D’où solide, fort, durable…
Nous en avons évidemment dérivé l’adjectif ferme.
L'anglais lui en a gardé l'adjectif firm ("ferme"), via le moyen anglais ferme, qui découlait de notre vieux français ferme, en toute logique.
(je ne sais pas si la citation est véridique) |
Nous en avons dérivé l’adjectif ferme, d'accord, mais aussi nos verbes affirmer (dire, soutenir), confirmer (dans un sens vieilli, rendre plus ferme (une chose établie)).
Le latin connaissait encore īnfirmus, qui signifiait tout le contraire de solide: faible.
En français, évidemment, le mot est devenu infirme.
En passant par l'ancien français, où sous les formes enferm ou enferme, il avait le sens de faible, malade.
C'est toujours sous cette acception que l'espagnol connait enfermo.
La enfermedad, c'est la maladie.
Acception que nous retrouvons aussi en français, pour désigner non plus celui qui est malade, mais bien celui ou celle qui soigne les malades, l’infirmier, ou l'infirmière.

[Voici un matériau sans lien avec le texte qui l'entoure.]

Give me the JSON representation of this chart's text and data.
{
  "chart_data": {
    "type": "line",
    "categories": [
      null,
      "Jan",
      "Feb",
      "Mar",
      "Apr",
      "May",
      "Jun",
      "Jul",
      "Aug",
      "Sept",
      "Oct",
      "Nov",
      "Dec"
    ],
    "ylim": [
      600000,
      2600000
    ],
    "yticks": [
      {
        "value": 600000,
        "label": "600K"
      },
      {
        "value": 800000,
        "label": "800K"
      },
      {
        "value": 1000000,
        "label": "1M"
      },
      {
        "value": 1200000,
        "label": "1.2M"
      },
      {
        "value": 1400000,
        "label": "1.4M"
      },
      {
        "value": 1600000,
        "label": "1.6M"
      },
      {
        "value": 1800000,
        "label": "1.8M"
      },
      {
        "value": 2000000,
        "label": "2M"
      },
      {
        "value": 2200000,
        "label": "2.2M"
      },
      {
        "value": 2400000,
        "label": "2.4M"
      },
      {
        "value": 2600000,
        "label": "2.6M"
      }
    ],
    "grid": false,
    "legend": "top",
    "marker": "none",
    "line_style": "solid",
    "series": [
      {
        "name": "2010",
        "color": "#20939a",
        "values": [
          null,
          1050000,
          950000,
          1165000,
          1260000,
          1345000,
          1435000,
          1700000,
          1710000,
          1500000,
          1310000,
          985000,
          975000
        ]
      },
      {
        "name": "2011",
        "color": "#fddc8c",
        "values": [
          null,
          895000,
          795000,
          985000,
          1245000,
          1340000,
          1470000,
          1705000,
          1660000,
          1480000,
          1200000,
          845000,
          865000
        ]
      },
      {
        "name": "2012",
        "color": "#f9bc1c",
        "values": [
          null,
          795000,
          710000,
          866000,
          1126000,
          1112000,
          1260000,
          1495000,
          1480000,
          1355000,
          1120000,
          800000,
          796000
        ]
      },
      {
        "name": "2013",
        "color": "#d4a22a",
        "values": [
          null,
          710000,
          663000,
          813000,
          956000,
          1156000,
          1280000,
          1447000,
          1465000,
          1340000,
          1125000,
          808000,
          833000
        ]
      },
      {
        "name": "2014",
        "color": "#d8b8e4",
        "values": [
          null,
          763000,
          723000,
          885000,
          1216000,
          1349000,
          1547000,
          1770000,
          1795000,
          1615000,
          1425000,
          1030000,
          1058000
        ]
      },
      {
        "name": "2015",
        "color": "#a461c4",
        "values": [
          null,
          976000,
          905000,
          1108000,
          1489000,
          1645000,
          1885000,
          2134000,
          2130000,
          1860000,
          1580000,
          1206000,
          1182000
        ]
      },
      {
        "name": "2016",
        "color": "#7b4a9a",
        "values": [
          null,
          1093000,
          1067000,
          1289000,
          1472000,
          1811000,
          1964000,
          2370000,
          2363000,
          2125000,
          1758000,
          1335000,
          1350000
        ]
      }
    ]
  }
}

Florence Nightingale, 1820 - 1910, à qui la profession d'infirmière doit tant |
Quant à notre verbe infirmer, il dérive du latin īnfirmāre, proprement “affaiblir”, d’où réfuter, puis annuler, ou réformer (une décision).
- Mais ... l’ancien français pour infirme, c’est enferme? Mais alors, se pourrait-il que fermer…
- Bonjour! Eh bien… OUI!!
Notre français fermer provient bien du latin firmāre, lui-même dérivé de firmus.
Mais comment est-on passé de la notion de "rendre solide" à celle de "fermer"?
Deux possibilités...
Deux possibilités...
Firmo, firmāre, c’était affermir, rendre solide, plus ferme.
D’où consolider, fortifier. (Et même confirmer, assurer, affirmer.)
Mais voilà, firmāre, ou plutôt son composé cōnfirmāre, allait s'utiliser, en bas latin, pour désigner le renforcement, la consolidation des barres, ou des verrous ... des portes!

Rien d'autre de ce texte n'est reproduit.